Certains smartphones Android auraient envoyé des données personnelles en Chine

Certains smartphones Android auraient envoyé des données personnelles en Chine

Le souci de la sécurité et de la confidentialité des données personnelles est un problème qui retient de plus en plus l'attention des utilisateurs, en particulier après des événements comme celui que nous vous racontons aujourd'hui, selon lequel certains smartphones bon marché fonctionnant sous le système d'exploitation Android auraient une faille de sécurité qui aurait envoyé des données utilisateur en Chine.

De nos jours, il existe une grande variété de smartphones bon marché dotés de fonctionnalités intéressantes, cependant, ces appareils bon marché suscitent toujours des inquiétudes. L'une de ces préoccupations est liée à la sécurité, qui est devenue un point prioritaire pour les principales marques et les utilisateurs. Maintenant la firme de sécurité Kryptowire a découvert une prétendue porte dérobée qui était cachée dans certains smartphones Android à petit budget.

La société de sécurité Kryptowire a rassemblé et documenté dans un nouveau rapport toute une collection d'outils logiciels Adups qui apparemment peut collecter des informations à partir de messages SMS, de journaux d'appels, de noms de contacts, d'informations IP, de données IMEI et bien plus encore.

Une fois que ce logiciel a terminé le travail de collecte de données, Il les envoie à certains serveurs appartenant à des tiers et situés en Chine, sans que l'utilisateur en soit averti à tout moment.

Comme indiqué dans ledit rapport, le logiciel en question serait même en mesure de s'orienter à travers certains mots-clés que l'utilisateur utilise dans ses messages et de suivre les différents types d'applications utilisées sur l'appareil.

Voici comment le rapport Kryptowire explique en détail ce que faisait Adups sur ces appareils Android:

Ces appareils transmettent activement des informations sur les utilisateurs et les appareils, y compris le corps complet des messages texte, les listes de contacts, l'historique des appels avec les numéros de téléphone complets, les identifiants uniques de l'appareil, y compris l'identité internationale de l'abonné mobile (IMSI) et le [code] IMEI. Le micrologiciel peut cibler des utilisateurs spécifiques et des messages texte correspondant à des mots clés définis à distance. Le micrologiciel a également collecté et transmis des informations sur l'utilisation des applications installées sur l'appareil surveillé, contourné le modèle d'autorisation Android, exécuté des commandes à distance avec des privilèges (système) à plusieurs niveaux et a pu reprogrammer à distance les appareils. appareil mobile et mises à jour ultérieures, ils ont permis l'installation à distance d'applications sans le consentement de l'utilisateur et, dans certaines versions du logiciel, la transmission des informations de localisation de l'appareil [avec une grande précision].
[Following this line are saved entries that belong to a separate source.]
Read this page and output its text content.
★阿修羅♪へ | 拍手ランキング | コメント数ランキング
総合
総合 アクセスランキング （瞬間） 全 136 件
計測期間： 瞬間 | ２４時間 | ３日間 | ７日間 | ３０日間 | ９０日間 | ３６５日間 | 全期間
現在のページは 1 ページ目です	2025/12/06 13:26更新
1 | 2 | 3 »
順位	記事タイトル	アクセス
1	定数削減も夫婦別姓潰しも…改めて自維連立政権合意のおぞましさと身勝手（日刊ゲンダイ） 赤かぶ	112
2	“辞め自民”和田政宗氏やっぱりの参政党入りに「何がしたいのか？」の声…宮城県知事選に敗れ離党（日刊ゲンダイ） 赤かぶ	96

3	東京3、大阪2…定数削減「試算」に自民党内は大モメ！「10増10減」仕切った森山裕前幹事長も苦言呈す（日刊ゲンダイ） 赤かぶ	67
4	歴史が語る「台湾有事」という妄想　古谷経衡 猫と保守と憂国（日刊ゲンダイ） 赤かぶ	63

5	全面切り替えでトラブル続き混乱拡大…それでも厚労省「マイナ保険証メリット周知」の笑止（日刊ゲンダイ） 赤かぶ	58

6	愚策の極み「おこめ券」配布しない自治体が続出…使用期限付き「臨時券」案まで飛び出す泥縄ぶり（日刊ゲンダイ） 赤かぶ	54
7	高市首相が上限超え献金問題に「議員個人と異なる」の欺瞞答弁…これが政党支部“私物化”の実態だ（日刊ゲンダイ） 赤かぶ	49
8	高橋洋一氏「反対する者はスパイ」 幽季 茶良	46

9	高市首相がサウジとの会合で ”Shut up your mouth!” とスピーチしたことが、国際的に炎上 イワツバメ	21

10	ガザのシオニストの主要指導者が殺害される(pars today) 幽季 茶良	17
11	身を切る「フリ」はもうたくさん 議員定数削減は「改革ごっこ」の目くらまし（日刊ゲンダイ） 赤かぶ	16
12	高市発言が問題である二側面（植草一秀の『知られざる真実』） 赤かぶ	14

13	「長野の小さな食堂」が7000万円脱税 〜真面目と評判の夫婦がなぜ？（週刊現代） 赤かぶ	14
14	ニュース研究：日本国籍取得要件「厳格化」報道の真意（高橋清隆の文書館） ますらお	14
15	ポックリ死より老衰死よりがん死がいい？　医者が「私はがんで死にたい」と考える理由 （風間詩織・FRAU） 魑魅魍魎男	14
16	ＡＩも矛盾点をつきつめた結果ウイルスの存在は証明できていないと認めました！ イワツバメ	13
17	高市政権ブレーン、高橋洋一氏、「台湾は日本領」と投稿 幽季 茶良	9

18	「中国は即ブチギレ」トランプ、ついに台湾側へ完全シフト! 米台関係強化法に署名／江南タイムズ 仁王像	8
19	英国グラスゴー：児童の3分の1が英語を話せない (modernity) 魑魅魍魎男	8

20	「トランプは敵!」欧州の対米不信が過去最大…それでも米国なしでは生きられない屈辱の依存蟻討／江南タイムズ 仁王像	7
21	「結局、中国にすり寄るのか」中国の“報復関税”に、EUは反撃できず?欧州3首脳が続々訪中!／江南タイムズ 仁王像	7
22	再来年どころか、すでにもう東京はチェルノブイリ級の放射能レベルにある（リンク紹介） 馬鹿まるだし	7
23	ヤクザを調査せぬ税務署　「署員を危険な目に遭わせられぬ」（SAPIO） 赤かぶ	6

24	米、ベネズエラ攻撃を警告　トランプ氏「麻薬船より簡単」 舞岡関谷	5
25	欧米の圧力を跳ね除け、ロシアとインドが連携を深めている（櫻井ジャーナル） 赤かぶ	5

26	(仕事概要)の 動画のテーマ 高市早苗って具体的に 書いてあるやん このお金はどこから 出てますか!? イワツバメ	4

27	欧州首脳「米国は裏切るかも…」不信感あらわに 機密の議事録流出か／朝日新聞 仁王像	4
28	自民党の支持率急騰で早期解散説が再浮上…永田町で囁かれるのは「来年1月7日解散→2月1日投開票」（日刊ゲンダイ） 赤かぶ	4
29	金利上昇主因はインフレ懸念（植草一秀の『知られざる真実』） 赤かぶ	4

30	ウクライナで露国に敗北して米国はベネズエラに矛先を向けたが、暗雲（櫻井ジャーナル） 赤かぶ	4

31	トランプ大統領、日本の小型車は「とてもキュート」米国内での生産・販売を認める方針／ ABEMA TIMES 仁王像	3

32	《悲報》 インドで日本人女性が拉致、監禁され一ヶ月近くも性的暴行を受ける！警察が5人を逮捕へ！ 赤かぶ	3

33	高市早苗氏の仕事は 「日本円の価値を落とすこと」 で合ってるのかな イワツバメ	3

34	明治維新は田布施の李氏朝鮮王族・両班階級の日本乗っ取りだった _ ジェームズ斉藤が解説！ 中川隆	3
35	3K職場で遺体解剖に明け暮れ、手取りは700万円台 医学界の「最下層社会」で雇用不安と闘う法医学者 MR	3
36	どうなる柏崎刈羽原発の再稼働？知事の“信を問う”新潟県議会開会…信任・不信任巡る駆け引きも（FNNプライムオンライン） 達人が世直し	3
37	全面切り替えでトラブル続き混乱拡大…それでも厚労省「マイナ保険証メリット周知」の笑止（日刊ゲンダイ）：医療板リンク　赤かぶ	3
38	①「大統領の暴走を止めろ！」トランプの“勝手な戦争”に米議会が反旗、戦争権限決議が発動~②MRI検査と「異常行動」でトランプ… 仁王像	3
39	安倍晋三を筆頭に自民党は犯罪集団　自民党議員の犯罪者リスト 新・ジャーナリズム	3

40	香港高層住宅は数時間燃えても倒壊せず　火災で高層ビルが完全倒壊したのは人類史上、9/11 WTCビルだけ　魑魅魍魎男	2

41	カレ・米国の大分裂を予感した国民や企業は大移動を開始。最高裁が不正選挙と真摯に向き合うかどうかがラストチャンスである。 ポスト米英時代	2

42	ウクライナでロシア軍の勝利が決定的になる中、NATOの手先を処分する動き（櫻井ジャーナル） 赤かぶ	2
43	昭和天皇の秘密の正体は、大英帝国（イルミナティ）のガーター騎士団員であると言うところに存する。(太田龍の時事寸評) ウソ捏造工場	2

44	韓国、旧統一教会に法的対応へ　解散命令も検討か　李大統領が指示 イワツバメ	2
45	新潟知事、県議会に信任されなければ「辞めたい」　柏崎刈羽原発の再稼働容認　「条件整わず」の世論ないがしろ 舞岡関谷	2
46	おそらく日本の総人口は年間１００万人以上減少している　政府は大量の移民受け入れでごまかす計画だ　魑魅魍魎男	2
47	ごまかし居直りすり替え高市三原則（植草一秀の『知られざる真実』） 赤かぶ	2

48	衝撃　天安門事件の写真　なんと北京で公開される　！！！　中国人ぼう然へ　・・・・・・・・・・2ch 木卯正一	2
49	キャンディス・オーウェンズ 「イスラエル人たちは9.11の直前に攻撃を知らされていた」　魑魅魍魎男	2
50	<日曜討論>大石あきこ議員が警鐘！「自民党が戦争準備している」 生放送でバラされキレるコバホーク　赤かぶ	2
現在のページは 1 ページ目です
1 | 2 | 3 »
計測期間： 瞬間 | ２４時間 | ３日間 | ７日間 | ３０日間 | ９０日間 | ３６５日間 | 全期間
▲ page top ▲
Selon la société qui installe ce logiciel, Shanghai AdUps Technologies, actuellement ce logiciel est installé et fonctionne sur plus de 700 millions d'appareils Android répartis dans pratiquement le monde, qui comprend à la fois les téléphones mobiles et les tablettes et même tout, des téléphones aux tablettes et même aux systèmes de divertissement. Les smartphones Huawei et ZTE utilisent ce logiciel en Chine, mais certains appareils américains ont également été affectés.

El signaler Kryptowire désigne spécifiquement l'appareil BLU R1 HD, un smartphone qui est devenu très populaire en raison de son prix très abordable de seulement 50 $. Apparemment, le BLU R1 HD a utilisé le logiciel dans le cadre de sa méthode pour envoyer des mises à jour à l'appareil lui-même, bien que pour le moment on ne sache pas encore si cette "porte dérobée" de sécurité affecte uniquement ce modèle ou également d'autres smartphones de la société sont concernés.

Dès que Kryptowire a découvert ce problème de sécurité, il en a immédiatement informé Google, Adups, BLU et Amazon; Ce dernier a récemment supprimé le BLU R1 HD de son site Web, probablement pour cette raison, bien qu'il soit toujours disponible via divers transporteurs.

Selon une déclaration à Ars Technica, depuis lors BLU aurait déjà résolu ce problème qui affectait environ 120.000 appareils.